Chamutzim (חמוצים), the assortment of pickled vegetables, is not a single sandwich but the whole sour drawer that gets folded into one: the cucumbers, turnip, cabbage, peppers, and sometimes carrot or green tomato that an Israeli stand spoons into a pita or lays beside a plate. The angle here is its job inside the bread. In a pocket already heavy with fried chickpea, fatty shawarma, egg, or eggplant plus a thick sesame sauce, the pickles are the acid and crunch that keep the whole thing from collapsing into one dense, oily note. Treated as a topping rather than a side, the assortment is judged less on any one pickle being excellent than on how the mix as a whole lifts and resets the bite.
The preparation is several brines running in parallel, then how they live together in the sandwich. Cucumbers go into a salt or vinegar brine and come out either crisp and lightly sour or fully fermented and soft. Turnip is brined with a wedge of beet that stains it pink. Cabbage is shredded and quick-pickled until it slumps and turns tangy. Peppers, often the long mild green kind or a hotter chili, go in whole or sliced. Each is its own jar, and the eater or the counter hand pulls a little of each so the sandwich gets a range of textures and sharpness in one go. Done well, the mix is varied and firm, sour enough to cut tahini and fat, and chosen with restraint so it threads through the filling rather than flooding it. Done badly, it is all one note from a single tired brine, or so much liquid and so many pieces that the bottom of the pita turns to a sour puddle and the bread gives way.
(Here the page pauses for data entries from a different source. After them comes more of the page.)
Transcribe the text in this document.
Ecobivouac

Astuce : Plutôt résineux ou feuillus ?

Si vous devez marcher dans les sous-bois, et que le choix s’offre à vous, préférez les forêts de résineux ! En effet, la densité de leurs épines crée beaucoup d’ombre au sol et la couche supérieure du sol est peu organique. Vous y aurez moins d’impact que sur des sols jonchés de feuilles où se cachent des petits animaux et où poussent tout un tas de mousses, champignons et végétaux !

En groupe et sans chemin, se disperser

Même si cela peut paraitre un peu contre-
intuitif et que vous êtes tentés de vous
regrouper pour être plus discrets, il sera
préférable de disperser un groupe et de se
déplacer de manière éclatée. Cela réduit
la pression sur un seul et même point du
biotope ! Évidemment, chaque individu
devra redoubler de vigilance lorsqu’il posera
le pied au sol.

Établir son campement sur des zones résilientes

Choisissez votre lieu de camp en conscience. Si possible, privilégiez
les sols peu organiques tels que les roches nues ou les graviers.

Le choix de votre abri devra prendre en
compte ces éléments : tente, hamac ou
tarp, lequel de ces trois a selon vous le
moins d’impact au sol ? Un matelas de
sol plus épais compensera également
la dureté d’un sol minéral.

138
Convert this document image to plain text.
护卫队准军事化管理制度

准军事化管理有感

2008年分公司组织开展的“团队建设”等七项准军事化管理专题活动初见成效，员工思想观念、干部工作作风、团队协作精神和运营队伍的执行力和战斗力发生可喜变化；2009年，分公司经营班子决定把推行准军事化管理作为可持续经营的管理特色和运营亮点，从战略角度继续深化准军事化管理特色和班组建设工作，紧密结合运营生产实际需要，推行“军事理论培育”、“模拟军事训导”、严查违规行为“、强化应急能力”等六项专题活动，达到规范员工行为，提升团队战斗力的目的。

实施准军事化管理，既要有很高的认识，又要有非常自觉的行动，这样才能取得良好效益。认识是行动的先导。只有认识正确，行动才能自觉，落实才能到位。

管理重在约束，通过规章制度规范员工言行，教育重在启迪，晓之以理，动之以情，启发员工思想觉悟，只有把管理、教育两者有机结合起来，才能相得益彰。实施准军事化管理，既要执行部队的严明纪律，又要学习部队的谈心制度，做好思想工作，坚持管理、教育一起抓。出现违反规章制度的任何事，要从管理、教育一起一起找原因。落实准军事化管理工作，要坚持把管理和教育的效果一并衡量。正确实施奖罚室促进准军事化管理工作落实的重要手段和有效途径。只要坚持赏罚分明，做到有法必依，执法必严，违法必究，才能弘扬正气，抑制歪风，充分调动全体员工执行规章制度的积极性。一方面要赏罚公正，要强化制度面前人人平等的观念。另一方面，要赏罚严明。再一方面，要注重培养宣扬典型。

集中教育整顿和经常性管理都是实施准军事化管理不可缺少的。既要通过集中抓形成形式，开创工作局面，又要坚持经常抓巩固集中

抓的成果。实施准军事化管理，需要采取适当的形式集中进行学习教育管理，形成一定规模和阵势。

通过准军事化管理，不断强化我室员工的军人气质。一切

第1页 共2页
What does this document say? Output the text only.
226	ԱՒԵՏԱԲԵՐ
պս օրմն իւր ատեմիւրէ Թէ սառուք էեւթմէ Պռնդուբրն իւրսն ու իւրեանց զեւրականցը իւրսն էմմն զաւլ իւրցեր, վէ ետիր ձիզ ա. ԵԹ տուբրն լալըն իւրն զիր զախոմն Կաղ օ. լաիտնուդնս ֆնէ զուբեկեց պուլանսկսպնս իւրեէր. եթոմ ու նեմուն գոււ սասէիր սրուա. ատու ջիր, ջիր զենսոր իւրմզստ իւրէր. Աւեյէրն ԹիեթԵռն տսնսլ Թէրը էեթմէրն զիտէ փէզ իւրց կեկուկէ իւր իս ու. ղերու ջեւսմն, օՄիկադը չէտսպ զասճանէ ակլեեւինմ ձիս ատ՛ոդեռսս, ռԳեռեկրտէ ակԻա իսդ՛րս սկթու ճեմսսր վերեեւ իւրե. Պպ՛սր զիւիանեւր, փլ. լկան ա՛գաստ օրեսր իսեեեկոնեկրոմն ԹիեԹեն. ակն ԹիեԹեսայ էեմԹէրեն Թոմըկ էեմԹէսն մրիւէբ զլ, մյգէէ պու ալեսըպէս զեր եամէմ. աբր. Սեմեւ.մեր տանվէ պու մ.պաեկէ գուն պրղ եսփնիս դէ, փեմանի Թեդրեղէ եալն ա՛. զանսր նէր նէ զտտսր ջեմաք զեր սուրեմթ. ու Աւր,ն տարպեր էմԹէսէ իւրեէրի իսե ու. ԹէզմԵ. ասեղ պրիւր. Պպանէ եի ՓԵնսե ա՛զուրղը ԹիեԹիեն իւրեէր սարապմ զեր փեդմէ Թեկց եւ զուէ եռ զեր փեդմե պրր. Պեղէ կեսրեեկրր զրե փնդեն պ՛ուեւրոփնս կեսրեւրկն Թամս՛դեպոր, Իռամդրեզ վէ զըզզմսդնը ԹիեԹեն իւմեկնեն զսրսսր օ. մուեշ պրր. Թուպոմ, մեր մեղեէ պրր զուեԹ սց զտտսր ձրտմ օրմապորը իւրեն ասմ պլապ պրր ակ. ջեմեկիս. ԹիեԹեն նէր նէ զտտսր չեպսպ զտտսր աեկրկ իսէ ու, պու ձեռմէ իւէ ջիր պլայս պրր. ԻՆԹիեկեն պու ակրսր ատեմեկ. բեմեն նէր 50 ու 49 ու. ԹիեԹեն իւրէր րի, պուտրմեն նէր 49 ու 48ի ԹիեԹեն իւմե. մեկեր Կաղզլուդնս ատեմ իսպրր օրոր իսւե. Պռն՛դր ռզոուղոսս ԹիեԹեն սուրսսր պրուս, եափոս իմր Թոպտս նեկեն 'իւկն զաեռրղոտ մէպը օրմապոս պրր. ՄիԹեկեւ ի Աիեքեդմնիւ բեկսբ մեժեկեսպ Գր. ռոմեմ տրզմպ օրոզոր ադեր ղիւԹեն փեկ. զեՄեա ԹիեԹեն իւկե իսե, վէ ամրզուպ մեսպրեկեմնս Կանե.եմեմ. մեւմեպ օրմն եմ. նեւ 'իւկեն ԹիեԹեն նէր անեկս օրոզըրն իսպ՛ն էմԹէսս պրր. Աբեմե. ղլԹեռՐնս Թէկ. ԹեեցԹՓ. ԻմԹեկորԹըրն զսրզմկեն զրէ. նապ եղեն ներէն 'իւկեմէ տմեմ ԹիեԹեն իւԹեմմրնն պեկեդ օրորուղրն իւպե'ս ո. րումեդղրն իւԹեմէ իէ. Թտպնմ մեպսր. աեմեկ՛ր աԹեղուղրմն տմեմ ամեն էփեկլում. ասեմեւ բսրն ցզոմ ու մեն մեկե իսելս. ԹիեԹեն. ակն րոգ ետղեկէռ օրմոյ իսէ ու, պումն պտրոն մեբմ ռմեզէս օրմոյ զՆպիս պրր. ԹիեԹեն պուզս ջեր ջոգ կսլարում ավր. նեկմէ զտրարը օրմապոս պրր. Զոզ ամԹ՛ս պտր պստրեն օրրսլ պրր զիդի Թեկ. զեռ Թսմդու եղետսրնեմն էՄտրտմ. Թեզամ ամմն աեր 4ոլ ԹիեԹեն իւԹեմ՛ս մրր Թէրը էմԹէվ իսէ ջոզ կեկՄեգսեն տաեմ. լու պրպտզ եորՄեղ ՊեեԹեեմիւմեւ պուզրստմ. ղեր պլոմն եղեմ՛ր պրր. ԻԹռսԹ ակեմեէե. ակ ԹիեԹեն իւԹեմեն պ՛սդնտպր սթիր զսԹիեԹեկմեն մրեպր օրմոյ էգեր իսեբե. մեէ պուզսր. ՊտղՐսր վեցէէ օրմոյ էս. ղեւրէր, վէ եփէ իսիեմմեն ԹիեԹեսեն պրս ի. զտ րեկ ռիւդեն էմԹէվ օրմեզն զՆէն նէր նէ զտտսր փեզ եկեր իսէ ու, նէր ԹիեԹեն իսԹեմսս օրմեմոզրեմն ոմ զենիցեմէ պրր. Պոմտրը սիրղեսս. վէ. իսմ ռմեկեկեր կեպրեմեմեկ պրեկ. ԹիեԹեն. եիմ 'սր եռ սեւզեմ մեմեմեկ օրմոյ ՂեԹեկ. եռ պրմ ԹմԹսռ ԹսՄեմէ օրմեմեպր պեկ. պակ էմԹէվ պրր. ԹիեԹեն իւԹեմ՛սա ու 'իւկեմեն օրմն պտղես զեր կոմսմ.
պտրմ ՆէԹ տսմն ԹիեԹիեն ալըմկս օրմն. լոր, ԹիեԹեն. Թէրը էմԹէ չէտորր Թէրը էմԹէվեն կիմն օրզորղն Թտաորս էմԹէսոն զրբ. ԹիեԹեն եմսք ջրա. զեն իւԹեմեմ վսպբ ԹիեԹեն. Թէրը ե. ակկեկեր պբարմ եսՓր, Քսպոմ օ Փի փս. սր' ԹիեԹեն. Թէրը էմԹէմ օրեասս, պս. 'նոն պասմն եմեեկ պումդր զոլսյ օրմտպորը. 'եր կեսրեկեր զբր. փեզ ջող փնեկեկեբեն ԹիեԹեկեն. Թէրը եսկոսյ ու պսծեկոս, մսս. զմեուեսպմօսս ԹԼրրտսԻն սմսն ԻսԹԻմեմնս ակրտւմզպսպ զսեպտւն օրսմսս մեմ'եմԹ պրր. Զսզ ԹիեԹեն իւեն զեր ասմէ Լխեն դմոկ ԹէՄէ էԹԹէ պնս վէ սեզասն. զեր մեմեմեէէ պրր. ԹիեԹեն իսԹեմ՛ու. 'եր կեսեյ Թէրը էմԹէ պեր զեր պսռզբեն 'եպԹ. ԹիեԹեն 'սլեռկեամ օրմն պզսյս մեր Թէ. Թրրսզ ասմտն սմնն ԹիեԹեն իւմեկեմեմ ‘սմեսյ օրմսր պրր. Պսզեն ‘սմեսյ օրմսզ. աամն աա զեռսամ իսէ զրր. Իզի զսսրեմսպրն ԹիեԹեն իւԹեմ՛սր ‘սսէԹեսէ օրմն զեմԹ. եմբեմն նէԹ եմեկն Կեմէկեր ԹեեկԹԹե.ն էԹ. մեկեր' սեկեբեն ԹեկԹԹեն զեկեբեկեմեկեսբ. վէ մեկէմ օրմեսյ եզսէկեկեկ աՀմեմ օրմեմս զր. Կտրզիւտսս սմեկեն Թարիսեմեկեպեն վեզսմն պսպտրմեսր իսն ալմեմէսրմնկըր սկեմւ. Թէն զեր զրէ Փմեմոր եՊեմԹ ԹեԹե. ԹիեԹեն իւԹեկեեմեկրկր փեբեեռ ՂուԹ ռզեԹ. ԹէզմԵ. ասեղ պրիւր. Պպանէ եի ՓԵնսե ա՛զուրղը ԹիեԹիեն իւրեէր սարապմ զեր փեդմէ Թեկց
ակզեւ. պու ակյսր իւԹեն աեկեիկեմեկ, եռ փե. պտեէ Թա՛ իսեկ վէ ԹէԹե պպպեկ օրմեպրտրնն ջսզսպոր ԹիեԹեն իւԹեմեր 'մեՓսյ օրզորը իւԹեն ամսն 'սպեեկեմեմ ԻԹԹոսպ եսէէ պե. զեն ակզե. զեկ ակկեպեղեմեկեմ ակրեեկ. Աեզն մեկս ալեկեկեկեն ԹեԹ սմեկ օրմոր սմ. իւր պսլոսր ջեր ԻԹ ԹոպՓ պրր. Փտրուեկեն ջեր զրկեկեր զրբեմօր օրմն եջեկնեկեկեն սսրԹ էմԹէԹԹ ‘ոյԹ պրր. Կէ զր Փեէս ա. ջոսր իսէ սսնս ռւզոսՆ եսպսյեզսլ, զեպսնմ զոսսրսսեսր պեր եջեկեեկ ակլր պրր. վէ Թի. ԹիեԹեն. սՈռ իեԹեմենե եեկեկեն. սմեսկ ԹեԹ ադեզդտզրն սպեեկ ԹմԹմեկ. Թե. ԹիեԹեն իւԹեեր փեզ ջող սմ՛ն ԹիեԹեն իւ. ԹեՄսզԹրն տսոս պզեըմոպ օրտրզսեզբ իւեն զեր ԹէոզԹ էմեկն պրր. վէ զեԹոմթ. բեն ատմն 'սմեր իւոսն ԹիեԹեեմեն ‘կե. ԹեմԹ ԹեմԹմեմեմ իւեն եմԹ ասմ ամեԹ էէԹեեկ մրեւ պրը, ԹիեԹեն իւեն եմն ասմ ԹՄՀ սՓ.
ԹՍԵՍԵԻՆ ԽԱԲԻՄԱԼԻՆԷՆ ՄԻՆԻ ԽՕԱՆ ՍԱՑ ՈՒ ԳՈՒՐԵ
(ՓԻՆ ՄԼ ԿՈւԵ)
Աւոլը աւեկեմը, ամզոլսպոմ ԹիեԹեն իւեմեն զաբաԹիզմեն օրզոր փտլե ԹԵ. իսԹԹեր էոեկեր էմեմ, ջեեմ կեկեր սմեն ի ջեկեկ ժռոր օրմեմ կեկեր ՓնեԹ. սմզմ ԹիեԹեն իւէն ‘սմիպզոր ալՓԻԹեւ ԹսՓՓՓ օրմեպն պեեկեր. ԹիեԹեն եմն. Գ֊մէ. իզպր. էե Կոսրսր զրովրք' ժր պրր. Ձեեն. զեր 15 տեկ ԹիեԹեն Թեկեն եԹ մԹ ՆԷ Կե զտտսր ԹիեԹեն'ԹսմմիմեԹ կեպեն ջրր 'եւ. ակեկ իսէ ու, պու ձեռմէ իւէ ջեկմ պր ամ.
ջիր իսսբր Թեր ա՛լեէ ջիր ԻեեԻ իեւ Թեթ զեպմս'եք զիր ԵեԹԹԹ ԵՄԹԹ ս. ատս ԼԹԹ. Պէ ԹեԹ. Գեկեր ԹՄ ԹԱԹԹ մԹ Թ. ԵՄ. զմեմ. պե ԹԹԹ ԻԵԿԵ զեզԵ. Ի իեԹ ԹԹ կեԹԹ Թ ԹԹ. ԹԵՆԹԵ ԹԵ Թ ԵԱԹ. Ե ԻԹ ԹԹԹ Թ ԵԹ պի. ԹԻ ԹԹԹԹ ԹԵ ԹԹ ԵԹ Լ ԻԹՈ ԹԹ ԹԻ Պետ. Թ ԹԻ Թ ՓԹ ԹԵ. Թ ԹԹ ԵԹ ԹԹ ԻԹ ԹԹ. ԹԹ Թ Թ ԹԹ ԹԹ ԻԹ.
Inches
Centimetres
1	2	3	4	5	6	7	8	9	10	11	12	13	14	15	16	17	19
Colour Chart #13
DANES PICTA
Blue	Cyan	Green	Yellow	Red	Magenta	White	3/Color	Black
Variation is mostly in which jars a given place keeps and how hard each is pickled. Some stands lean crunchy and bright with quick vinegar pickles; others lean deep and funky with long ferments that stand up better to fatty meat. A hot pickled pepper changes the whole character of a bite; a sweet-leaning brine softens it. The same drawer feeds falafel, shawarma, sabich, and a hummus plate, and several of its members carry enough identity to deserve their own treatment rather than being merged here: the pink turnip, the cabbage salad, the cucumber pickle, the chopped Israeli salad each do related work as distinct elements. On its own terms the pickle assortment is the sandwich's acid system: get the range and the restraint right, and it is the difference between a pita that stays lively to the last bite and one that goes heavy halfway through.